Cogent author and publisher, Frederick R. Smith
It is a sad fact that in our post-modern world, virtually all actions of Congress (both chambers and both parties) are outside the bounds of the limits set forth under the Constitution
The book The Trouble With Democracy shows the issues that abound with the form of the so-called self-government touted by the social engineering luminaries
It is necessary to point out that there are abuses concerning equality under the law as there are many well-known cases where a person with extreme wealth has been able to thwart justice. We must strive for true equality under the law.
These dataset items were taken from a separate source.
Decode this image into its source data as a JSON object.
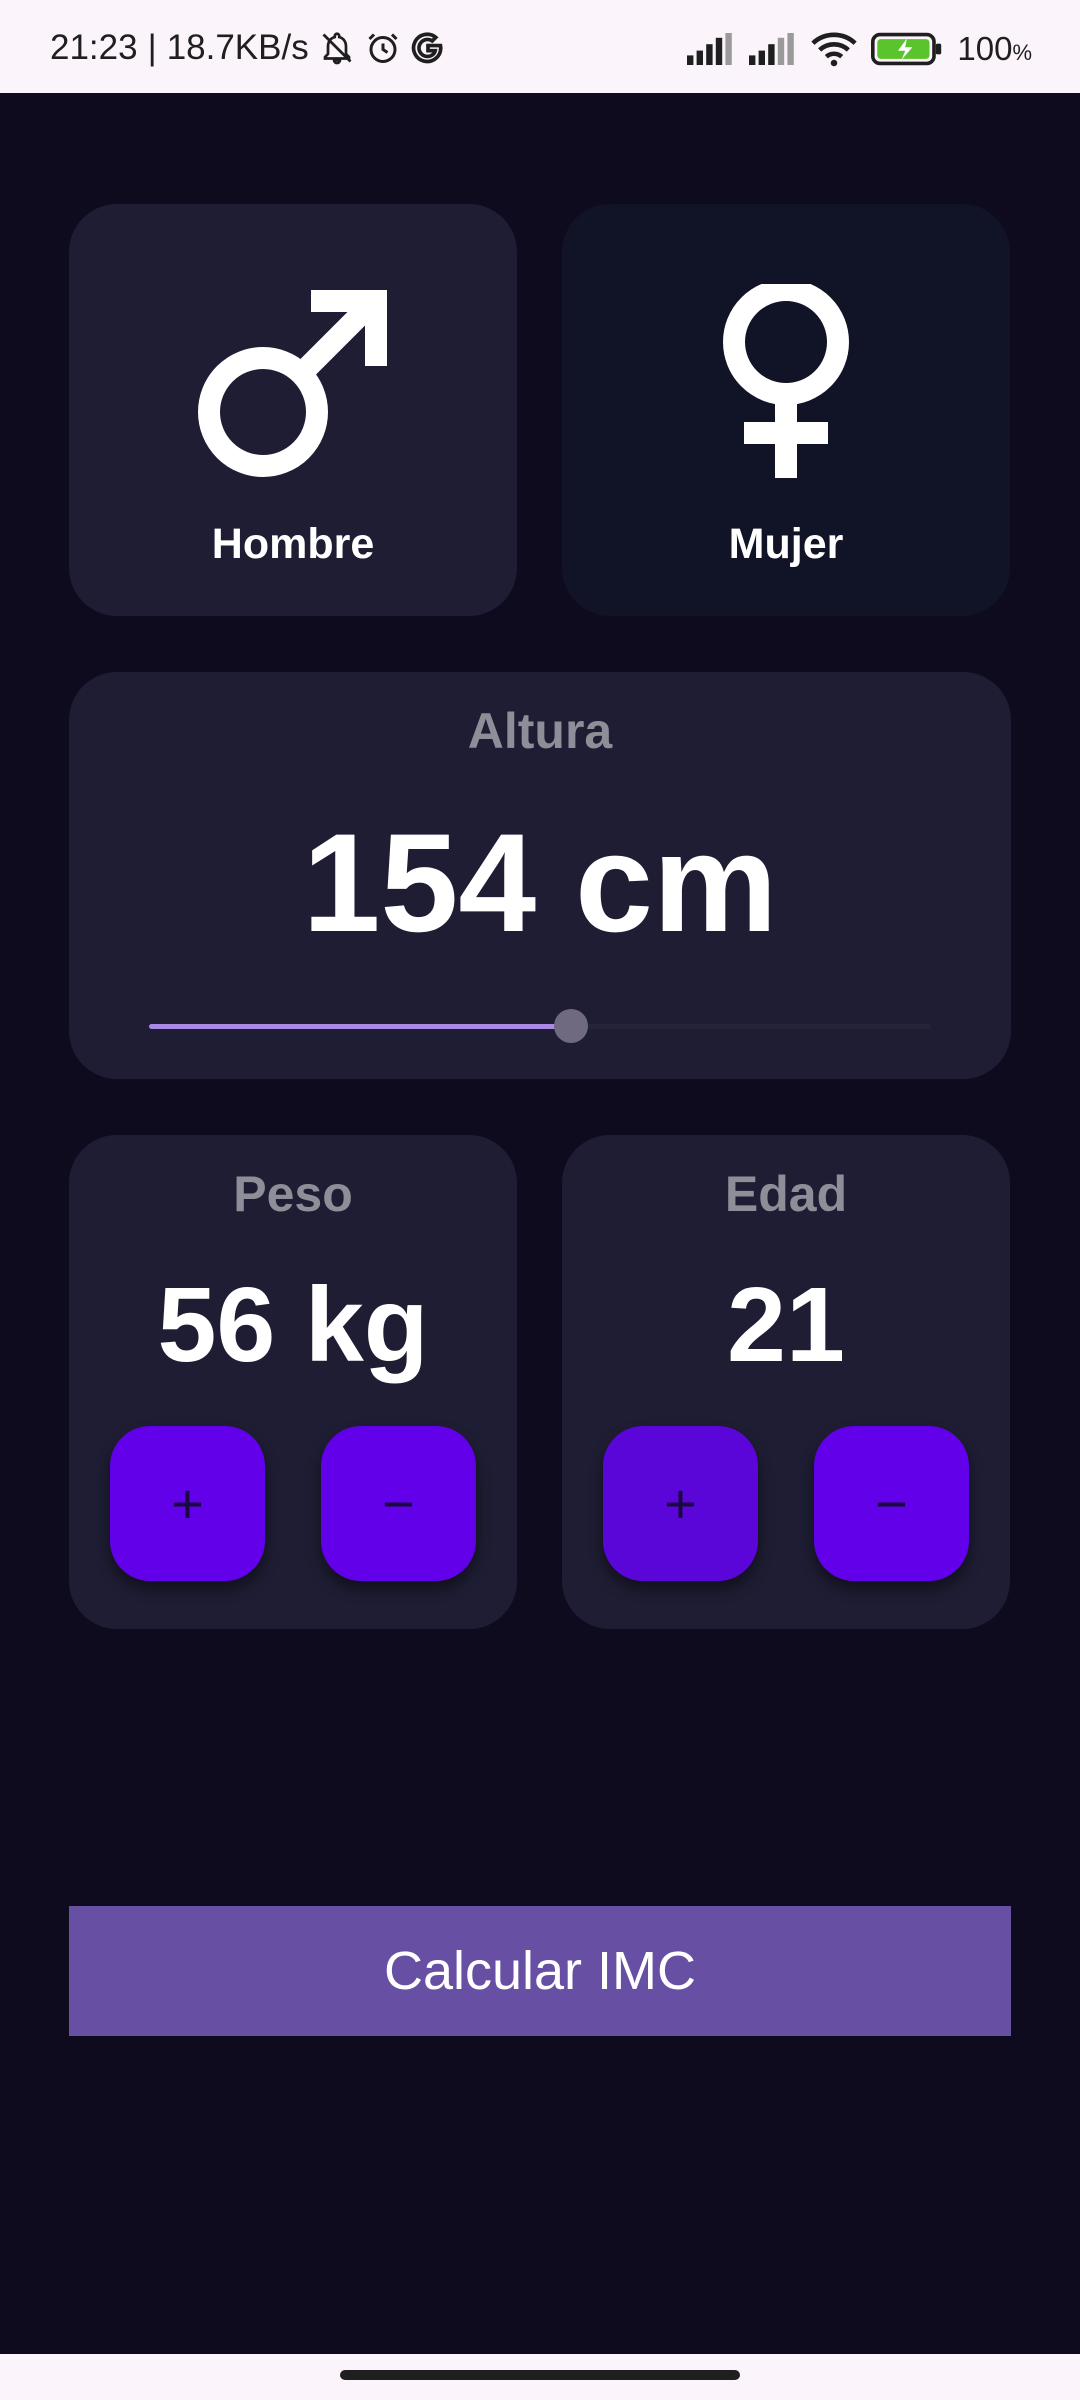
{
  "status_bar": {
    "time": "21:23",
    "separator": "|",
    "speed": "18.7KB/s",
    "battery_percent": "100",
    "battery_unit": "%",
    "icons": [
      "bell-off-icon",
      "alarm-icon",
      "google-icon",
      "signal-icon",
      "signal-icon",
      "wifi-icon",
      "battery-charging-icon"
    ]
  },
  "gender": {
    "male_label": "Hombre",
    "female_label": "Mujer",
    "selected": "male"
  },
  "height": {
    "title": "Altura",
    "value_text": "154 cm",
    "slider_fraction": 0.54
  },
  "weight": {
    "title": "Peso",
    "value_text": "56 kg",
    "plus_label": "+",
    "minus_label": "−"
  },
  "age": {
    "title": "Edad",
    "value_text": "21",
    "plus_label": "+",
    "minus_label": "−"
  },
  "calculate_label": "Calcular IMC",
  "colors": {
    "background": "#0e0b1f",
    "card_selected": "#1e1d33",
    "card_unselected": "#111326",
    "accent_button": "#6200ea",
    "primary_button": "#6750a4",
    "slider_active": "#a988e6"
  }
}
In the now post-modern situational ethics ethos, “work ethic” is considered to be a racist construct
As detailed in Frederick R. Smith’s blog post The Debate on the Constitution the largest struggle concerned the balance with too much power by the Federalists vs too little by the Antifederalists
History of Plymouth Plantation, c. 1650: “All this while no supply was heard of, neither knew they when they might expect any. So, they began to think how they might raise as much corn as they could, and obtain a better crop than they had done, that they might not still thus languish in misery. At length, after much debate of things, the Governor (with the advice of the chiefest amongst them) gave way that they should set corn every man for his own particular, and in that regard trust to themselves; in all other thing to go on in the general way as before. And so assigned to every family a parcel of land, according to the proportion of their number, for that end, only for present use (but made no division for inheritance) and ranged all boys and youth under some family. This had very good success, for it made all hands very industrious, so as much more corn was planted than otherwise would have been by any means the Governor or any other could use, and saved him a great deal of trouble, and gave far better content. The women now went willingly into the field, and took their little ones with them to set corn; which before would allege weakness and inability; whom to have compelled would have been thought great tyranny and oppression.”